After a truce between all, Amanda and I went around to see the different areas of the town piazza’s and the shows that we being put on. There were a lot of people in costume everywhere, and we observed that most men were dressed as women… weird? We saw one show where people were dressed in horse costumes (one person the head, the other the behind) and they were riding around in a carousel. Then there was a ring master that had to keep catching them when the horses would run away into the town. All the while men dressed as women pranced around inside of the ring and tried to get little kids to join the carousel for a ride. I took a video of it; my explanation hardly does it justice. I will try to post the video on YouTube soon.

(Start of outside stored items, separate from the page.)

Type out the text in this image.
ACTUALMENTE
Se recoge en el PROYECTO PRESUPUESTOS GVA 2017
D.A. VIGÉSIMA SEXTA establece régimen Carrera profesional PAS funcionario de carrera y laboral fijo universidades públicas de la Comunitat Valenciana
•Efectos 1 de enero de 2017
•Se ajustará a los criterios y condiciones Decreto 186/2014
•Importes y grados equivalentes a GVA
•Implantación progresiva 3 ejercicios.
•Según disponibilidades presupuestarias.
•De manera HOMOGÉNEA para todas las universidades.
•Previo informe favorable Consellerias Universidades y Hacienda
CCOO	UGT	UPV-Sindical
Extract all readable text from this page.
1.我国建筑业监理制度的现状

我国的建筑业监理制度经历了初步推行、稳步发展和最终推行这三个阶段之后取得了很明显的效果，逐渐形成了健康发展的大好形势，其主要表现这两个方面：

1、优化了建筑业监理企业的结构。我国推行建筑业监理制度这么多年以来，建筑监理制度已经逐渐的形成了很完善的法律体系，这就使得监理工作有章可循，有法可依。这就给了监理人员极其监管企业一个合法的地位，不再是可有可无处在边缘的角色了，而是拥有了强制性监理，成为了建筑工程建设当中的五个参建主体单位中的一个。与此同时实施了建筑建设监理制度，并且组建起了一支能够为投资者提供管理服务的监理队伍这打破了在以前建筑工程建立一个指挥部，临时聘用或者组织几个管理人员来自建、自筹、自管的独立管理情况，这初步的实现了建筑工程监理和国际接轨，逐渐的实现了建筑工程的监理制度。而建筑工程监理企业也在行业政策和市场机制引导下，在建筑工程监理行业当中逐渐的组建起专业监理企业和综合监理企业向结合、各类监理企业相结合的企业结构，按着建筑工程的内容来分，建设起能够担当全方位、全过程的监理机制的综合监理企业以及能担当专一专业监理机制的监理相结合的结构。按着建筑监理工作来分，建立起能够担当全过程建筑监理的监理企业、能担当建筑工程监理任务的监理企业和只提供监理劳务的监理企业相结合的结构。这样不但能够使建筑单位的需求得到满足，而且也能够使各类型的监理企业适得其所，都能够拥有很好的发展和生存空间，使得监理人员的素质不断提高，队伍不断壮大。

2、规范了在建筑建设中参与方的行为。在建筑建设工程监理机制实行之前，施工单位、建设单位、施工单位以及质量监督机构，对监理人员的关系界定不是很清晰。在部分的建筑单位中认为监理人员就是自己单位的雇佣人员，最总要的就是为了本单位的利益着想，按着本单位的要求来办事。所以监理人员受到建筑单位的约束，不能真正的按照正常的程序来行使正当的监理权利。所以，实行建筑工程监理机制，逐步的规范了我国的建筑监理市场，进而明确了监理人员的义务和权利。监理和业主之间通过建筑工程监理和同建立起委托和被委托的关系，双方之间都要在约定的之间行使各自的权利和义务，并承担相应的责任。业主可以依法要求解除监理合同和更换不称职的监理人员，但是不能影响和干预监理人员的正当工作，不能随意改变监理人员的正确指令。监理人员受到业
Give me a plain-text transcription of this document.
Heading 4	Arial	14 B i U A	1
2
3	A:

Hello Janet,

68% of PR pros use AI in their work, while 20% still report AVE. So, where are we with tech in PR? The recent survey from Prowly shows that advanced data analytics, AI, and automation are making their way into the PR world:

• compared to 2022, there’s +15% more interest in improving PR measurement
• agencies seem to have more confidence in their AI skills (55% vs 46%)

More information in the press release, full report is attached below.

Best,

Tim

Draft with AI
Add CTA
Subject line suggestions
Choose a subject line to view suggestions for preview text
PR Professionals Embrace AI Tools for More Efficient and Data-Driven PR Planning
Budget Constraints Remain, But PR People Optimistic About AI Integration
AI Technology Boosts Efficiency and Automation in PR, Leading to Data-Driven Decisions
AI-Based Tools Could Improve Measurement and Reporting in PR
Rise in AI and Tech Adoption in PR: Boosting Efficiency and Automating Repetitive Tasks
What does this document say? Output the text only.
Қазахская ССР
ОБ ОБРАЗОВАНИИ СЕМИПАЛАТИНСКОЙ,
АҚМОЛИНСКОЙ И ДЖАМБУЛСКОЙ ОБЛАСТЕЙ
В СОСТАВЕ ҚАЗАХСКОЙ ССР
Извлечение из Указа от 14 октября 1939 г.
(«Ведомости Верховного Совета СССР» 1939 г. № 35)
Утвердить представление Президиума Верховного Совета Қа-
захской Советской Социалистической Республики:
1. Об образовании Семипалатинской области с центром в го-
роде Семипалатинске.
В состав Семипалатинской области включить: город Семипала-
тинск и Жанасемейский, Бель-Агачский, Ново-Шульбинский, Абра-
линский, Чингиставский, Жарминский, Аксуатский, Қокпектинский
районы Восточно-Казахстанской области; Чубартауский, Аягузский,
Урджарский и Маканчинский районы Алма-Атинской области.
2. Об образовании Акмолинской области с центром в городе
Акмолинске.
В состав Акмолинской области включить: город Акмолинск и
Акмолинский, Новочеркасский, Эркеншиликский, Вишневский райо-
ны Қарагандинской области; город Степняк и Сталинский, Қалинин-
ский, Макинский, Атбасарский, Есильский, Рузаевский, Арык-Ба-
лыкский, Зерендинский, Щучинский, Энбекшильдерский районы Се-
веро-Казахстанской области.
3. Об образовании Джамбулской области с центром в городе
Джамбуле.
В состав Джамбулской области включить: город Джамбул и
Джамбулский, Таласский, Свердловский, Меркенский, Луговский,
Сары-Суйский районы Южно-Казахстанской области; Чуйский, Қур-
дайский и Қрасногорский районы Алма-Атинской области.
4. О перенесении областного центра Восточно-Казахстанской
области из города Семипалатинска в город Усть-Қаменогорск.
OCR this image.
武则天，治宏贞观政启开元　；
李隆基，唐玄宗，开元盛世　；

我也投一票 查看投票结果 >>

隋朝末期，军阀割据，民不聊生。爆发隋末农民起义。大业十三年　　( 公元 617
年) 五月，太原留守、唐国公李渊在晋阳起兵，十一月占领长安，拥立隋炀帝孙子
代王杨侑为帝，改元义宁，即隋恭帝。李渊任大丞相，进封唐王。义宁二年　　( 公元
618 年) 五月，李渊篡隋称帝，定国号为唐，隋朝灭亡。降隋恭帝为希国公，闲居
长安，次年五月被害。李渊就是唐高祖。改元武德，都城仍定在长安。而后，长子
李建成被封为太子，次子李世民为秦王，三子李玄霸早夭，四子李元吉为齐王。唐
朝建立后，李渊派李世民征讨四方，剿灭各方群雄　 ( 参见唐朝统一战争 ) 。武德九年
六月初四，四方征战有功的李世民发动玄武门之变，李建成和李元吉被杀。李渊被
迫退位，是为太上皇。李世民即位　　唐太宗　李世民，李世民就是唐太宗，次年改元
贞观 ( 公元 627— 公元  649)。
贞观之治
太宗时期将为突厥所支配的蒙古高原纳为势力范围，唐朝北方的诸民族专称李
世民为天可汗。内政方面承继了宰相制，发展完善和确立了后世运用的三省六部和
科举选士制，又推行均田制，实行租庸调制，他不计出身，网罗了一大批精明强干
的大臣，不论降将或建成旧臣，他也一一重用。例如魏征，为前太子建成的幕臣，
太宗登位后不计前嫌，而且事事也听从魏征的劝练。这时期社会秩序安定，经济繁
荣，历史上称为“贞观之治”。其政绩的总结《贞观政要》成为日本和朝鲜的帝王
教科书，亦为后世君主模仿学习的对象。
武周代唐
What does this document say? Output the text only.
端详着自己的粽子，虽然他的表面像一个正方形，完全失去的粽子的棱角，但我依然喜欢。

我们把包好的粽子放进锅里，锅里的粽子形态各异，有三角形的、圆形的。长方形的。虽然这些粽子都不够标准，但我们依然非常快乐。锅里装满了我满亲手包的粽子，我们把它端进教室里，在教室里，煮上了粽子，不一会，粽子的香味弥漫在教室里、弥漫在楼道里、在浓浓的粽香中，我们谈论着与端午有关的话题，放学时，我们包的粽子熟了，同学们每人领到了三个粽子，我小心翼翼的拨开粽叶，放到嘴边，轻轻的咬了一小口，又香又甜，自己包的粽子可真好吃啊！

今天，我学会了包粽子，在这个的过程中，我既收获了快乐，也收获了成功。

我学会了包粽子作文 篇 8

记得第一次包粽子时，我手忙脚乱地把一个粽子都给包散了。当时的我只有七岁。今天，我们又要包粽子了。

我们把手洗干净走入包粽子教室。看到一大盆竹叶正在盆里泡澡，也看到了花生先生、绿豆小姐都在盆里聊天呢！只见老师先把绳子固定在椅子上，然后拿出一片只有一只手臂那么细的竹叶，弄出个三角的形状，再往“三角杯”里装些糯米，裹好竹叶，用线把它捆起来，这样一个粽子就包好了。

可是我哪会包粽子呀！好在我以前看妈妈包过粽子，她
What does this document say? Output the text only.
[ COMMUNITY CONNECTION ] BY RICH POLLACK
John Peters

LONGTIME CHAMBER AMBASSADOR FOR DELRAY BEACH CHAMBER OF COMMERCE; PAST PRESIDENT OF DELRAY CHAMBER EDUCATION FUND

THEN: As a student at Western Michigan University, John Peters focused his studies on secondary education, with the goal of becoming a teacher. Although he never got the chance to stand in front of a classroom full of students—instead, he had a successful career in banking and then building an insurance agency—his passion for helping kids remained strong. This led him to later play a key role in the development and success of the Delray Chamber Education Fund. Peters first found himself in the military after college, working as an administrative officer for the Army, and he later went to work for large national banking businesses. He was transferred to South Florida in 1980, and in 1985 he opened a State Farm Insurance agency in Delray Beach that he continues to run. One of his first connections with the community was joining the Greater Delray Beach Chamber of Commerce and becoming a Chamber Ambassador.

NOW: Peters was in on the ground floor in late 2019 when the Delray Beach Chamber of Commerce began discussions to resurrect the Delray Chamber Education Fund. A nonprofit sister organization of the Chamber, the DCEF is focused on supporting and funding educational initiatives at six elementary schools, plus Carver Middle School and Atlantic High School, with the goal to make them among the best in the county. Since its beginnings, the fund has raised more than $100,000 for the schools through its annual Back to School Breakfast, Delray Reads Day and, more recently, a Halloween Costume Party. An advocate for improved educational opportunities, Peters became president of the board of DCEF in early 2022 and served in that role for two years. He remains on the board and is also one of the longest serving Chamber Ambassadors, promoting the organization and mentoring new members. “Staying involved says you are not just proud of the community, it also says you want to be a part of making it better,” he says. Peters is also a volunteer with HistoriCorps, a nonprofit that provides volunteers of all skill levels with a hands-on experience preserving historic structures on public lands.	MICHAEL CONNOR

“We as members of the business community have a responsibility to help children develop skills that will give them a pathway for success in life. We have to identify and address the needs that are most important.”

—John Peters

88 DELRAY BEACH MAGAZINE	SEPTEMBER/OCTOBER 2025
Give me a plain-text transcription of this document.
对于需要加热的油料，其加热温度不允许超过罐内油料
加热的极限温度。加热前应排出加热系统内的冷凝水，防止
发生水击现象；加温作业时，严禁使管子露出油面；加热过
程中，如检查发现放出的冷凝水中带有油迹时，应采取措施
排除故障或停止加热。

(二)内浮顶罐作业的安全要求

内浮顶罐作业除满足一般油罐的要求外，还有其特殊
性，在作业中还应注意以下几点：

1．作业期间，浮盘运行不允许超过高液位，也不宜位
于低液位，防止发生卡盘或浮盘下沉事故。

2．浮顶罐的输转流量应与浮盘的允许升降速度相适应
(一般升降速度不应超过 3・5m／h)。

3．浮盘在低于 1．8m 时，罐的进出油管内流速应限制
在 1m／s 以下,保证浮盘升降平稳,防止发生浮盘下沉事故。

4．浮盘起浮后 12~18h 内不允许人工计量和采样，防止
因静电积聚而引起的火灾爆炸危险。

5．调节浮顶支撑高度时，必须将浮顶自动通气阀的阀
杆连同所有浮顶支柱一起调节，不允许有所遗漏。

Then, I waited in a pushy line for 12 minutes just to get pizza that scorched the roof of my mouth and left me still hungry. Once we were all thoroughly confused about this holiday and jealous we didn’t have sufficient costume, we slowly boarded the bus with the promise of a cozy bed waiting for us at home.

This is Megan, she got ambushed by a bunch of 12- year- olds... clearly she lost the war.
This is one of the floats in the parade in Macerata on Sunday... don't ask me why they had a Bin Laden float, I have not the slightest idea.
A little snapshot of men dressed as women- hotties.
One of my favorite little kids that was dressed up for Carnivale on Tuesday. They were cute at the beginning of the day, but as it got later I got just as whiney and tired as them.